Turning, he gave her a grim smile and followed her to the door. “No, you can walk away, like you always do. You can hide—”

She whirled to face him, her regal calm vanishing. “My father could have helped you,” Chase continued. “He didn't have to marry you. He didn't have to break up his marriage to do it.”

Hope sighed her exasperation, then drew another long, shaky breath. “Initially he didn't intend to,” she confided quietly. “In the beginning, we were just friends. He was a father figure, guidance counselor, business mentor and platonic friend all wrapped into one. He found out I was in trouble. He knew marriage to the father was impossible, and he wanted to help me. To that end, he was willing to do everything and anything he could.”

Chase had to admit that sounded like his father. “He could have been your friend without marrying you,” he pointed out.
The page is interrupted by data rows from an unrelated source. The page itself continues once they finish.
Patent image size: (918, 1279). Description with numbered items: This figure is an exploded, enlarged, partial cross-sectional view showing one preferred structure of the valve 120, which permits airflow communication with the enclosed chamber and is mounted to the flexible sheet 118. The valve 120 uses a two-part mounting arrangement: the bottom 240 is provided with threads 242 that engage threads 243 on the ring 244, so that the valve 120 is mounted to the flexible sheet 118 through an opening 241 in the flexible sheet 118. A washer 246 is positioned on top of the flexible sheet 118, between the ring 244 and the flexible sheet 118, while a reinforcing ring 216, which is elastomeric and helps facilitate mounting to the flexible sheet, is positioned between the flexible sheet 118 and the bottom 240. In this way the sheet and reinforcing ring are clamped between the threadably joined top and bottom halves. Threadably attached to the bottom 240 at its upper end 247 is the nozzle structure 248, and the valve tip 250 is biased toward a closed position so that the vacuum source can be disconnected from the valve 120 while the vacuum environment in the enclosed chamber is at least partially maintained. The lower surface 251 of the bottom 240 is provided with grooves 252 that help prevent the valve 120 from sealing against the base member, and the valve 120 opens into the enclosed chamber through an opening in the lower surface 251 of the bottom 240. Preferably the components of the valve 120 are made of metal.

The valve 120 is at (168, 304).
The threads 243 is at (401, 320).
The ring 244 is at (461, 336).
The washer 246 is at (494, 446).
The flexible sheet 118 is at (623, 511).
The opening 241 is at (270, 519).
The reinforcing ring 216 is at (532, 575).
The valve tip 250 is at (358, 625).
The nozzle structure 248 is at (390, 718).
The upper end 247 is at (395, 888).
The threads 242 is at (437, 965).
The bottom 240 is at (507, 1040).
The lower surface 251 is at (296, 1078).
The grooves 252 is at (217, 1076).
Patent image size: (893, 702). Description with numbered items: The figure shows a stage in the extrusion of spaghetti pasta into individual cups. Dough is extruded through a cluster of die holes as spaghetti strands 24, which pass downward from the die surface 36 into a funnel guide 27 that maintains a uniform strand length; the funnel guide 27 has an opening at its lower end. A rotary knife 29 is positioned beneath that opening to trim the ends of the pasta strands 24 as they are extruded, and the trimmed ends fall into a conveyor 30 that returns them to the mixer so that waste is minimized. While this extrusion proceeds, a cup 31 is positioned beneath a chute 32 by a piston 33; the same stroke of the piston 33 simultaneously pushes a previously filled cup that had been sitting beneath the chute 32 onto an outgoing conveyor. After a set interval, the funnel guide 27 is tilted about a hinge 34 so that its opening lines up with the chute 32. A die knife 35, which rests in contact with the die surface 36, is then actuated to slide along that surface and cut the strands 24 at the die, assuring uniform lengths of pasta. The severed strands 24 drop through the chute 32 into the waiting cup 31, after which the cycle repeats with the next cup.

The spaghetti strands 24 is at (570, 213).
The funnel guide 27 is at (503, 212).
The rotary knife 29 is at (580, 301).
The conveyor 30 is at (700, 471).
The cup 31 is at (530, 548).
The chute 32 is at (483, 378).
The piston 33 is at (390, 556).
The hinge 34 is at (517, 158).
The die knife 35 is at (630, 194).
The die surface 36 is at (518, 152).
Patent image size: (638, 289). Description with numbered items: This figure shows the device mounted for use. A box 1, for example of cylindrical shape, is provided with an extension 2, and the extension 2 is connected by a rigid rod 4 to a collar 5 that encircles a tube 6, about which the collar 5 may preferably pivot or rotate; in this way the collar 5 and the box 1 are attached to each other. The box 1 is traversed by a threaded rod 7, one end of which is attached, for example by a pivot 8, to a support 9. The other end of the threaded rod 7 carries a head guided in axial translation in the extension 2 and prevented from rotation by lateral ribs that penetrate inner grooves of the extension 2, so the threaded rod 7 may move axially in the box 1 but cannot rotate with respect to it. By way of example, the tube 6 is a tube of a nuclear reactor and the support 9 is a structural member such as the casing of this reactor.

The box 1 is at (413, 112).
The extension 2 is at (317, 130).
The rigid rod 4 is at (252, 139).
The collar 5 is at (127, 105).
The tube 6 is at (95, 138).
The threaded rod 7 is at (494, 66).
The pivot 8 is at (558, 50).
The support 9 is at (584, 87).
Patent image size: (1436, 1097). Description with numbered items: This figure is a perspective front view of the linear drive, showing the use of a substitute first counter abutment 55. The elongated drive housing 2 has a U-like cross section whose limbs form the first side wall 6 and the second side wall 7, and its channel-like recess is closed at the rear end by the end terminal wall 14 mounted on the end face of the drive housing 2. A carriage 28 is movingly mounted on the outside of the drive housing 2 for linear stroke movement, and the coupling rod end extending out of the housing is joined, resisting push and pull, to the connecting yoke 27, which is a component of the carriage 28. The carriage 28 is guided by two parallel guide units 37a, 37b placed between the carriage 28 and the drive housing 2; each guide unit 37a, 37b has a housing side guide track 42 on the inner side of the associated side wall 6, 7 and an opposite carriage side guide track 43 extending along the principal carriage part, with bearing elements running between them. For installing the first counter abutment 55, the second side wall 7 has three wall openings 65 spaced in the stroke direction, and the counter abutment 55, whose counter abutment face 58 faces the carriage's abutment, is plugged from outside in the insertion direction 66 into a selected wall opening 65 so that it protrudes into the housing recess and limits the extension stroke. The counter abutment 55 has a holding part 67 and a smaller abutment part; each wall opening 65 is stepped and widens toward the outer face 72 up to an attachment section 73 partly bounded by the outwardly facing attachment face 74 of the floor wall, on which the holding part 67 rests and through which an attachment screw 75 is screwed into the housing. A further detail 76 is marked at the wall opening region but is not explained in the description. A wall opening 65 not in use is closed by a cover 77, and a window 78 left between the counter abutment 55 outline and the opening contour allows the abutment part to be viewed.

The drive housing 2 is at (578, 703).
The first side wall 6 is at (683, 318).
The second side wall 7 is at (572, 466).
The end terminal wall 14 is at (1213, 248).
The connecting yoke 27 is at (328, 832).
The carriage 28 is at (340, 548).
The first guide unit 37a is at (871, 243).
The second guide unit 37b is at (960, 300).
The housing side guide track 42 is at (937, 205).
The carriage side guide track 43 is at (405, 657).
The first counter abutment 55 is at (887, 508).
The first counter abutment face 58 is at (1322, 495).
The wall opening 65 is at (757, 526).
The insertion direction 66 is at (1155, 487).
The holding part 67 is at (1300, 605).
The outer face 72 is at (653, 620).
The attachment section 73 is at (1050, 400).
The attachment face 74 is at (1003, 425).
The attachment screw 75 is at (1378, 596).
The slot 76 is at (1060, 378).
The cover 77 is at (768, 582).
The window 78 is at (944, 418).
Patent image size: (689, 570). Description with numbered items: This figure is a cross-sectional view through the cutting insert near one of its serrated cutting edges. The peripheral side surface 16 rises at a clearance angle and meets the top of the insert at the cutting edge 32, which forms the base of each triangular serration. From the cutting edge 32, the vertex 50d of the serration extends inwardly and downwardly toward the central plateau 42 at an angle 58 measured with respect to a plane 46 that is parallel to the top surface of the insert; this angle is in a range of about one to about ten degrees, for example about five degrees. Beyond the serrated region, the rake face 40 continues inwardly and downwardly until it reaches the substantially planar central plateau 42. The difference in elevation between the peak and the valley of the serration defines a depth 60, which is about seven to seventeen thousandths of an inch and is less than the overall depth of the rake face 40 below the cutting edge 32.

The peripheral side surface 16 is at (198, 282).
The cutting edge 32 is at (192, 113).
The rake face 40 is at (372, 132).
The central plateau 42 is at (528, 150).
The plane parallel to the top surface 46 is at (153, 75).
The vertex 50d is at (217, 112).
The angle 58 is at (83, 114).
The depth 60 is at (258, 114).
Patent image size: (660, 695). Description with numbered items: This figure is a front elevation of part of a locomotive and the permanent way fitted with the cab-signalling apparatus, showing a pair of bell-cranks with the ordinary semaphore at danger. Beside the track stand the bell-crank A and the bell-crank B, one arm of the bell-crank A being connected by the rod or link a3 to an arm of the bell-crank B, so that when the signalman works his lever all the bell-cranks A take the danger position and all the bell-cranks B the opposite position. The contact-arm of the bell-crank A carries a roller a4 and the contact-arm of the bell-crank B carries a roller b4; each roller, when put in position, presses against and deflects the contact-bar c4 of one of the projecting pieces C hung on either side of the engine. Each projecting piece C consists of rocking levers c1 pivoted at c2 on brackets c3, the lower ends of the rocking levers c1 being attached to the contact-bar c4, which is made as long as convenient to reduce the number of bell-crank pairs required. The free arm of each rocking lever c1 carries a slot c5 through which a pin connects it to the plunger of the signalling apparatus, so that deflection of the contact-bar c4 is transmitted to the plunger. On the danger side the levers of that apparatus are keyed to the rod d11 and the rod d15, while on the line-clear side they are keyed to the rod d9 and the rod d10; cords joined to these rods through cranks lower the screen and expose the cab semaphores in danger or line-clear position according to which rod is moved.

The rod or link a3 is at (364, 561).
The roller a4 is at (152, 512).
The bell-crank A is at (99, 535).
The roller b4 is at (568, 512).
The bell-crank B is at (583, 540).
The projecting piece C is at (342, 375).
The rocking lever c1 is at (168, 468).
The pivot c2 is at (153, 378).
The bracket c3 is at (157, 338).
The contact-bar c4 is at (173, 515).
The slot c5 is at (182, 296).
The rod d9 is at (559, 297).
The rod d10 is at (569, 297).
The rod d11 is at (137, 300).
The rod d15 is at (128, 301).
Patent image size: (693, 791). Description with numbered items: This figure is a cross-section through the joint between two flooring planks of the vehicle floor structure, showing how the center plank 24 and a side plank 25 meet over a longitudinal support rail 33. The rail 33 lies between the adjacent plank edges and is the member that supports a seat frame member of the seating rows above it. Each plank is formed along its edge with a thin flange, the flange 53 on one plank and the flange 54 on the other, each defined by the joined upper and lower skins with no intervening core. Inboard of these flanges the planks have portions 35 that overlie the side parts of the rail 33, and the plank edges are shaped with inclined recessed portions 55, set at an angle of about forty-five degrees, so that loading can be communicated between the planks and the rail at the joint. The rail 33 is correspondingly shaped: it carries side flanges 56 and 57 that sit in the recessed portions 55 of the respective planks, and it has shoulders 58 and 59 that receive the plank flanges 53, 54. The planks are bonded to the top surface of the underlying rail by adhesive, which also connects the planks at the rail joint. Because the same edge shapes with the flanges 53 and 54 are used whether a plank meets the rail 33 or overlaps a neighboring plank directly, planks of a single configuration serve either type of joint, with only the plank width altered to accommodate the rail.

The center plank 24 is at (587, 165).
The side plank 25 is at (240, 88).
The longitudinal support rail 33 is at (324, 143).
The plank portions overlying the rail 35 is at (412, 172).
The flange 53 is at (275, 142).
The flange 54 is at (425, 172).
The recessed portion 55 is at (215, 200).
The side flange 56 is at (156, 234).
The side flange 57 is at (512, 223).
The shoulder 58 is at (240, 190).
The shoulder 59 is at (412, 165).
Renewed color flooded into Hope's beautiful face. “Don't you think I know that?” she said softly, begging him to understand. Her voice trembled as it dropped a confiding notch. “But then he fell in love with me.” She swallowed hard, sensing how Chase would feel about what she was going to say next. “And as I grew to know him, I began to love him, too, Chase.” She turned away from his penetrating gaze, desperate to explain. “Just not the way a woman usually loves a husband. It was kind of a platonic mix.” She took a deep breath, that was part sob. “I counted on him. We were partners. And eventually we were tied together through Joey. We were parents to the same child.” And that bond had gone very deep, so deep she had been crushed when Edmond had died.

“And he agreed to accept that?” Chase asked incredulously.

The disbelief in his voice cut straight to her heart. “No, not initially,” Hope said quietly. She lifted her eyes to his, not caring if he saw the wet sheen in them. “When Edmond married me, he wasn't sure how much time he had left, or even if the treatments were going to work, but he wanted to spend whatever time he did have left happily. That's why he left your mother.” Hope paused and ran a shaky hand through her hair. “He also knew we got along. He wanted to share in the raising of a child again.” Seeing the skeptical light in Chase's eyes, she finished softly, persuasively, “We weren't sure it was going to last. We didn't think that far ahead, Chase. We just took it day by day, and it turned into something permanent and enduring.”

Her logic had gotten through to him. Chase was quiet, contemplative. “Did my mother know about Dad's illness?” he asked finally, in the same troubled voice with which he had started the conversation.